Un estudio español sugiere una forma más eficaz de transformar las aceitunas almacenadas en frío
El uso de agua caliente para lavar las aceitunas puede ser una forma más económica de llevar el fruto a la temperatura ideal para su trituración y amasado.
Un estudio publicado recientemente por investigadores españoles recomienda calentar las aceitunas durante el proceso de lavado para mejorar el rendimiento en cantidad y calidad.
La mayoría de los productores de aceitunas almacenan y transportan sus frutos en cámaras frigoríficas. La refrigeración frena el crecimiento bacteriano y ayuda a detener la fermentación.
Sin embargo, llevar las aceitunas frías a una temperatura de procesamiento adecuada puede ser complicado debido al estrecho margen de error.
Véase también: ¿Qué significa realmente «prensado en frío»?El procesamiento del aceite de oliva comienza con la molienda, que tritura las aceitunas hasta convertirlas en una pasta. A continuación, la pasta se vierte en un malaxador, donde se bate o se mezcla lentamente. El malaxado agrupa las gotas de aceite en gotas más grandes y ayuda a mejorar el rendimiento.
Una pasta más caliente produce más aceite de oliva durante el malaxado. Sin embargo, este calor adicional puede provocar la degradación de los polifenoles deseables.

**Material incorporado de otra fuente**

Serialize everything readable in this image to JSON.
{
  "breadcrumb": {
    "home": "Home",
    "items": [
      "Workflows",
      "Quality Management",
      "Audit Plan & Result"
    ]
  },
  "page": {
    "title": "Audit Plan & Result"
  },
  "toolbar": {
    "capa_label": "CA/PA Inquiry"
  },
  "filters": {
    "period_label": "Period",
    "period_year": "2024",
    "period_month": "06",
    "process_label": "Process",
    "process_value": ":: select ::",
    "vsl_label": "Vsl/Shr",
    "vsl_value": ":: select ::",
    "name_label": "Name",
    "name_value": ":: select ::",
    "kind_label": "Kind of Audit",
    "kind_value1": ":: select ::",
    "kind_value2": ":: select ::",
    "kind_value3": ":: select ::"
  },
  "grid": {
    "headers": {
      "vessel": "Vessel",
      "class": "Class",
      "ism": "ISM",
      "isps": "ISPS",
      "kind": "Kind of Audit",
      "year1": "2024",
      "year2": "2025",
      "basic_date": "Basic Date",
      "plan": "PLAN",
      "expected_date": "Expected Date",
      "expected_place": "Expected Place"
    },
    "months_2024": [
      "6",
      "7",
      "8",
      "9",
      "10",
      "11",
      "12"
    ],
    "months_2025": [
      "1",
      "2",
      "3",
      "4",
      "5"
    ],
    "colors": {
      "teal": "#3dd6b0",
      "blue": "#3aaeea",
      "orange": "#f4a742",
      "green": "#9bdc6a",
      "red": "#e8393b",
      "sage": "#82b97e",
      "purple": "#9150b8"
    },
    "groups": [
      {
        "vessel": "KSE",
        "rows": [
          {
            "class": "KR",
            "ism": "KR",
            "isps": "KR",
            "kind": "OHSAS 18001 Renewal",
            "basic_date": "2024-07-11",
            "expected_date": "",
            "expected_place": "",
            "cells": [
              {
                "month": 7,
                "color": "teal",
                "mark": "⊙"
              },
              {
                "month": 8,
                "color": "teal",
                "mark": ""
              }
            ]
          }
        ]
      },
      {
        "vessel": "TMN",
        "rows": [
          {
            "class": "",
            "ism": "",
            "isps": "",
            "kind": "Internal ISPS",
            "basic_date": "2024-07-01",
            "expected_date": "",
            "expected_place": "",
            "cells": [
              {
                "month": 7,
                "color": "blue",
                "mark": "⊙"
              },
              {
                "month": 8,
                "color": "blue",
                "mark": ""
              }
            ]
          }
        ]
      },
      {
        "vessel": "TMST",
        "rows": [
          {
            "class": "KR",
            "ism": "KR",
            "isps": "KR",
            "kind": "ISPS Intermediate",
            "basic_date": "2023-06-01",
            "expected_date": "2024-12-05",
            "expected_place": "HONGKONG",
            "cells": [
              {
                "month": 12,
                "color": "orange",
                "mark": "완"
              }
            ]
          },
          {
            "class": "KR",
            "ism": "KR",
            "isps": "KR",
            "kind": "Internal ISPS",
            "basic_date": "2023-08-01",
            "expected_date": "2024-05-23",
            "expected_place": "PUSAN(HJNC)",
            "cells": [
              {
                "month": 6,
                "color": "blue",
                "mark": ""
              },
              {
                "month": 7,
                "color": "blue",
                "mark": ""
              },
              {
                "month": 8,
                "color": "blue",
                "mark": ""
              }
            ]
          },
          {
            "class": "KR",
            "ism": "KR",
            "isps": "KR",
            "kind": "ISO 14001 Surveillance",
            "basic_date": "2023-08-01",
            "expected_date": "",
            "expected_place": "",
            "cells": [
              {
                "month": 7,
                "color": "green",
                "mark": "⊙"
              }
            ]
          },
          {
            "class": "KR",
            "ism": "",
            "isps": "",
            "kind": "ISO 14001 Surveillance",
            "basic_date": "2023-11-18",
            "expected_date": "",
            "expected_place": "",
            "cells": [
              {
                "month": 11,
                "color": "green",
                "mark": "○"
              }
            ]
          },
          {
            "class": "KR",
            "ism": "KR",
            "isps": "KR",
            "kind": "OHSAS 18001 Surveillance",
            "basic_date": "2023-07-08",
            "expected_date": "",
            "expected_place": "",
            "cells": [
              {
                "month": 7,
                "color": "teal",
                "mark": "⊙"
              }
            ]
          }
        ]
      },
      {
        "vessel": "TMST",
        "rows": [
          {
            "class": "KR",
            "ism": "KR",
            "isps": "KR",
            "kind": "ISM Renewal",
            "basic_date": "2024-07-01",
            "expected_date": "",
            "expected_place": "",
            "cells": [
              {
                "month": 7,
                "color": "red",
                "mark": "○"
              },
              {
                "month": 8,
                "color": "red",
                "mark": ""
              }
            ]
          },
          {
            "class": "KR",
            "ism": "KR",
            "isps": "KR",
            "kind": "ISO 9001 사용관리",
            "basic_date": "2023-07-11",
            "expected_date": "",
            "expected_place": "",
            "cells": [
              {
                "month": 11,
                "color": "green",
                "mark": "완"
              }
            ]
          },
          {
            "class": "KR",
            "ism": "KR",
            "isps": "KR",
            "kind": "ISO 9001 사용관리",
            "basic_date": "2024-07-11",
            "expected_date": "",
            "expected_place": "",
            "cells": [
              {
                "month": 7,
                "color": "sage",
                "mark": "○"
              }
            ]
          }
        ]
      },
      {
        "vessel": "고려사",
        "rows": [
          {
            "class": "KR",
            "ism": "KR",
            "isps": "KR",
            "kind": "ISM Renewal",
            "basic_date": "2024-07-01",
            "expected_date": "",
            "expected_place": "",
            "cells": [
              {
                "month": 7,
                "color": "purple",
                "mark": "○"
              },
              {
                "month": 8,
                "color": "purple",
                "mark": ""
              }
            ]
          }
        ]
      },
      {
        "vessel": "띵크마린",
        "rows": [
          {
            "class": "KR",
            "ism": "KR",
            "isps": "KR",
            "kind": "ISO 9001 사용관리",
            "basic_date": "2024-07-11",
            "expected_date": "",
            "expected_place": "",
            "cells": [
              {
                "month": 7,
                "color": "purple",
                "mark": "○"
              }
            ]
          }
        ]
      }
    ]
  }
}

El aceite también puede oxidarse, lo que reduce drásticamente su vida útil. Según la legislación de la Unión Europea, ningún aceite de oliva etiquetado como «virgen extra» puede ser malaxado a más de 27 ºC.
Si la pasta está demasiado fría, el aceite se verá afectado tanto en rendimiento como en calidad. Las extracciones a temperaturas más bajas producen menos fenoles, que son los que aportan al aceite de oliva virgen extra su aroma, sabor y beneficios para la salud.
Un estudio italiano de 2019 reveló que el aceite procedente de aceitunas malaxadas a 20 ºC contenía un 25 % menos de fenoles que el aceite de oliva procedente de aceitunas malaxadas a 27 ºC.
Los enfoques habituales para este problema consisten en calentar la pasta de aceitunas. Existen calentadores por ultrasonidos y microondas, así como intercambiadores de calor, pero requieren grandes inversiones en dinero, instalación y consumo energético.
Eddy Plasquy y José María García Martos, investigadores del departamento de bioquímica y biología molecular de productos vegetales del Instituto de la Grasa (Instituto de la Grasa), decidieron en su lugar calentar las aceitunas antes de molerlas.
Antes del prensado, las aceitunas se lavan en cubas industriales para eliminar la suciedad, los productos químicos y los pesticidas. El agua utilizada para lavar estas aceitunas suele estar a una temperatura de entre 10 ºC y 12 ºC.
En lugar de agua fría, Plasquy y García sumergieron las aceitunas en cubas industriales calentadas a temperaturas que oscilaban entre los 25 ºC y los 40 ºC.
La pasta obtenida de las aceitunas prensadas en frío solo alcanzó temperaturas de entre 12,1 ºC y 17,6 ºC durante la malaxación. La pasta de las aceitunas remojadas en agua caliente durante 15 a 45 segundos alcanzó de forma constante los 27 ºC.
Los tanques de agua calentada son mucho más baratos y eficientes energéticamente que las soluciones disponibles actualmente. Calentar las cubas de lavado de una almazara también es mucho más sencillo que detener una línea de producción para instalar nuevos equipos.